Understanding the Neutral Conductor (2024)

Dennis, here's a really basic lesson, and we'll start with direct current, because the fact that we use alternating current is not relevant to the basics:

Picture a battery, like you'd find two of in a flashlight. You have a terminal at each end, with a difference in potential of 1.5 volts between them. Right now, no current flows, because the air is not conductive enough for electrons to flow through it.

Now, we take a light bulb, rated to work at 1.5 volts, and connect it to the battery with a couple of pieces of wire.
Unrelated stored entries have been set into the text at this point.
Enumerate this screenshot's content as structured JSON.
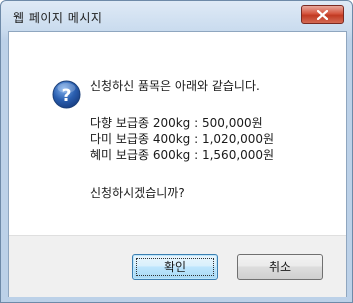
{
  "window": {
    "title": "웹 페이지 메시지"
  },
  "icons": {
    "dialog": "question-icon",
    "close": "close-icon"
  },
  "message": {
    "intro": "신청하신 품목은 아래와 같습니다.",
    "lines": [
      "다향 보급종 200kg : 500,000원",
      "다미 보급종 400kg : 1,020,000원",
      "혜미 보급종 600kg : 1,560,000원"
    ],
    "question": "신청하시겠습니까?"
  },
  "buttons": {
    "ok": "확인",
    "cancel": "취소"
  },
  "colors": {
    "close_button": "#d5553f",
    "icon_blue": "#2a5fb0",
    "primary_button_border": "#3c7fb1"
  }
}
Now current flows from one battery terminal, through one piece of wire, through the bulb filament, through the other wire, and back to the battery.

Let's now add another piece of wire to one terminal of the battery, and connect the other end of this wire to a rod driven into the earth. No current will flow through this second wire, because there is no connection from the earth to the other battery terminal.

Now, we have two conductors; one of them happens to be grounded. We can call one conductor 'grounded' and the other 'ungrounded'. The only difference is that a voltmeter with one lead grounded will read zero volts on one wire and 1.5 volts on the other.

We can say that one wire, the one not grounded, is 'hot', and we could (improperly) call the grounded one the 'neutral'. Improperly because it doesn't qualify under the definition of 'neutral', so we'll call it the 'grounded' condcutor instead. With me so far?

Okay, now let's take two batteries, stacked like they would be in a flashlight, with the tip of one contacting the base of the other. They are said to be 'in series'. Let's take a piece of metal and insert it between the batteries; we'll call this the 'center tap'.

If we test with a voltmeter from the top of the upper battery to the bottom of the lower battery, we would measure 3 volts. If we test from the center tap to either end, we would measure 1.5 volts. Is this starting to sound familiar? Stay with me.

Now, let's take a piece of wire, and connect it to the center tap, and connect the other end of it to our ground rod. Again, no current will flow, because there is no conductive pathway from any other part of our circuit to the earth; only one point is grounded.

Let's take two 1.5-volt bulbs, and connect one from the top of the upper battery to the center tap, and the other from the bottom of the lower battery to the center tap. Each bulb receives 1.5 volts from its battery, and each can be turned on and off independently.

Okay, now we have a conductor, connected to the metallic center tap, that is shared by both of the bulbs. This conductor does indeed qualify as being called a 'neutral'. It also happens to be grounded, but that has no bearing or effect on our circuit.

We could also add a 3-volt bulb, connecting it from the top of the upper battery to the bottom of the lower battery. It can operate independently from the other two bulbs. In fact, we could add a plethora of both 1.5-volt and 3-volt bulbs to our batteries.

If we happen to add matching wattages of 1.5-volt bulbs to the two 1.5-volt halves of our 3-volt system, no current will flow through the wire to the center tap. However, if we have an imbalanced set of loads, the difference current will flow on the neutral.

For example, let's say we have 2 amps flowing through the upper wire, and three amps flowing on the lower wire. That's a difference of one amp, and that will flow on the neutral conductor to the center tap. However, nothing will flow into the earth.

Now, let's see if we can induce some current to flow into the earth. We already have one wire, the neutral, grounded via the ground rod. The only way we can get current to flow through the rod's wire is to ground one of the other battery terminals.

In other words, we would have to connect two different points of the circuit, with a voltage difference (aka potential) between them, to two different points of the earth. We call this a 'ground fault', meaning an accidental grounding of a conductor.

The current from the accidental grounding will only attempt to flow toward the intentionally-grounded point of the circuit, where the neutral is grounded, and no farther. The current will flow through any availabe pathway between potential differences.

Okay, now let's convert this 3-volt battery supply into a utility transformer that delivers 240 volts between the two ungrounded conductor, and 120 volts between either ungrounded conductor and the neutral, which also happens to be grounded.

There is one main difference: unlike the direct current (DC) from one or more batteries, the utility delivers alternating current (AC), which simply means that the polarity swaps back and forth. The main reason for this is that transformers require AC.

As I said earlier, the differences between AC and DC are not relevant to this discussion, except that the transformer's secondary winding receives the energy to produce the 240 volts from the electricity delivered to the primary.

Any current from a ground fault on the secondary side will only attempt to flow toward a point with a potential difference, which would be the grounded neutral conductor, and no farther. The transformer isolates the secondary from the rest of the world.

The only time current in the secondary system might attempt to flow farher upstream, towards the sub-station supplying the primary system, is in the case of a primary-to-secondary fault within or outside the transformer enclosure.

So, that one conductor of any system is grounded has no effect on the normal flow of current. In a manner of speaking, it makes an accidental contact with a hot wire more dangerous, but it also limits the secondary voltage in case of a primary-to-secondary fault.

I hope this helps in your understanding, and doesn't add to your confusion.